In meinem Alltag als ungebundener Student ist mir selten bewusst, wie viele kleine Barrieren überall in der Welt verstreut sind, die für mich kein wirkliches Hindernis darstellten. Für eine Mutter mit Kinderwagen (oder einen Menschen mit Rollstuhl) scheint eine Reise mit öffentlichen Verkehrsmitteln eine mittlere Odyssee zu sein. Und spät abends an einer Unterführung mit defektem Fahrstuhl sitzen diese Leute ganz einfach fest.

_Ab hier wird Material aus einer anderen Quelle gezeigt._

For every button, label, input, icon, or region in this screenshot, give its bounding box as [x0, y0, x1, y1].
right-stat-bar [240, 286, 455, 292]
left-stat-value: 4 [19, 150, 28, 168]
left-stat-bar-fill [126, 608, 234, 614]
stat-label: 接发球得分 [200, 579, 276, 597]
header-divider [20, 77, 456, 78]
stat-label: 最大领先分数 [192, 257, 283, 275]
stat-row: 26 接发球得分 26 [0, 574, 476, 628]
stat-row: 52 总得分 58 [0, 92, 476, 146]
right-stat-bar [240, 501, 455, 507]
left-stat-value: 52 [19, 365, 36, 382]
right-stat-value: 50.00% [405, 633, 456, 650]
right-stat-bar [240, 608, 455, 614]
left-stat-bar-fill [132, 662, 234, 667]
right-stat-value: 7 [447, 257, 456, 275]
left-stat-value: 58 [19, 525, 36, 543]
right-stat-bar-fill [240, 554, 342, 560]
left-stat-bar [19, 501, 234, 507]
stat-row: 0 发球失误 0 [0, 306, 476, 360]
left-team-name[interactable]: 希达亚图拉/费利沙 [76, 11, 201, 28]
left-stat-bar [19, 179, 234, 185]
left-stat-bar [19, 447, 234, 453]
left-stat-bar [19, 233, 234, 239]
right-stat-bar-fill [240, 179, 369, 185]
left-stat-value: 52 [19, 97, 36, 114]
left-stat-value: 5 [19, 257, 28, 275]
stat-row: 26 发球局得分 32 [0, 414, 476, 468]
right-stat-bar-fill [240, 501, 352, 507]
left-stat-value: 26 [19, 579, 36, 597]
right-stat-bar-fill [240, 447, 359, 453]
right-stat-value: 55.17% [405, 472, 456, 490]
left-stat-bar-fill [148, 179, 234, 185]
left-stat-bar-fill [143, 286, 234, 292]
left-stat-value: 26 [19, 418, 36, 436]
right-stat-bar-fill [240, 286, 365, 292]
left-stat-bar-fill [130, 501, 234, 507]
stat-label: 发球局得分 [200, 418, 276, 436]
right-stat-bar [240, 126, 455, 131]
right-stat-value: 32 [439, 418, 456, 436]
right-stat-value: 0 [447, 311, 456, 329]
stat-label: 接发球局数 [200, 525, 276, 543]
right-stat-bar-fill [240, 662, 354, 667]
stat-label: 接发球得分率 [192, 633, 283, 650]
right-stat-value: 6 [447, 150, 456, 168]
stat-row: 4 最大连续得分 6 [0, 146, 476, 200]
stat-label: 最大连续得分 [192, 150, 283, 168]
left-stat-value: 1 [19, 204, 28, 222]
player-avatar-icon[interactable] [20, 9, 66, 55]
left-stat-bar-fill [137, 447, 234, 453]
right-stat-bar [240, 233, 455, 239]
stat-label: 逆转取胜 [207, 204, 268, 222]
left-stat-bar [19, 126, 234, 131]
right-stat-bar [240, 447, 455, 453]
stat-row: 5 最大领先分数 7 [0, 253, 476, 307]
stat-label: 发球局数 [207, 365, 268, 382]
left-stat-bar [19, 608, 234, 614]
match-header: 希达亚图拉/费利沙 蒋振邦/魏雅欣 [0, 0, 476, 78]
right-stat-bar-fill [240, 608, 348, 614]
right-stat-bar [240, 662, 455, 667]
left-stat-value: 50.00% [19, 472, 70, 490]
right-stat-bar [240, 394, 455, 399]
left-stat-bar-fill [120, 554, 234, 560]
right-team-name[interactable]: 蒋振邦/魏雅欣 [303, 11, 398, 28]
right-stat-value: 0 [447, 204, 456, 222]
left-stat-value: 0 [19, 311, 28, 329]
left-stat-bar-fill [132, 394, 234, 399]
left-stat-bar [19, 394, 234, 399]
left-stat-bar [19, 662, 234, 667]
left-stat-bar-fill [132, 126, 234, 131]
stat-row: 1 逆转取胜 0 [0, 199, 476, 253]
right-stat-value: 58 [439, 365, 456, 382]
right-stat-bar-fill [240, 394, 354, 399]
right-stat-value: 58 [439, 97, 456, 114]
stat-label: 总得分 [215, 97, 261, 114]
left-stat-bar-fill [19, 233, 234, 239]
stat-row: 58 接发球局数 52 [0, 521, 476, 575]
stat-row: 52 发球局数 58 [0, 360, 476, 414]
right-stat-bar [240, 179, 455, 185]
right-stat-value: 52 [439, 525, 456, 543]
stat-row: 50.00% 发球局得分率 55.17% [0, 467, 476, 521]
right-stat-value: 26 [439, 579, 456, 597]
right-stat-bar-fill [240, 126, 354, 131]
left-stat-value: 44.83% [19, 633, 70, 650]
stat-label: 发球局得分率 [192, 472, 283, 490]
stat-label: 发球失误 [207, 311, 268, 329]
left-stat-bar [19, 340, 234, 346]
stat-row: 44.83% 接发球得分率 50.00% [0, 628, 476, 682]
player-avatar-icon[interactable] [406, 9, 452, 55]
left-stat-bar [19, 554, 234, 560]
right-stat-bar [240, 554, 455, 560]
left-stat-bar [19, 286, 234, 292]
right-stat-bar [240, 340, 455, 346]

Dabei sind Mütter (und manchmal auch Väter) mit Kinderwagen zumindest in Leipzig wirklich keine Seltenheit. Früher fiel mir das gar nicht so auf, aber nun bewundere die Kinderwagenfahrer dafür, wie sie scheinbar mühelos den Betondschungel um sich herum navigieren. Ich hoffe, ich kann mir deren Tricks und Kniffe noch rechtzeitig abgucken, bevor es auch für mich ernst wird.
Heute morgen war ich wieder mit dem Zug unterwegs. Auf einer Bahnsteigtreppe sah ich eine junge Mutter, die versuchte ihren Kinderwagen irgendwie diagonal die Treppe hinab zu bugsieren. Ich bat ihr meine Hilfe an und gemeinsam brachten wir den Wagen hinab und auf der anderen Seite wieder hinauf. Die Frau konnte kaum ein Wort Deutsch, trotzdem rief sie mir im Gehen ein aufrichtiges „Dankeschön“ nach. Vielleicht ist das ja auch ein kleiner Gewinn, dass Menschen in solchen kleinen Begegnungen so etwas wie ein Zusammengehörigkeitsgefühl entwickeln.
Das entschuldigt natürlich nicht die Bahn, ihre Fahrstühle nicht in Ordnung zu halten.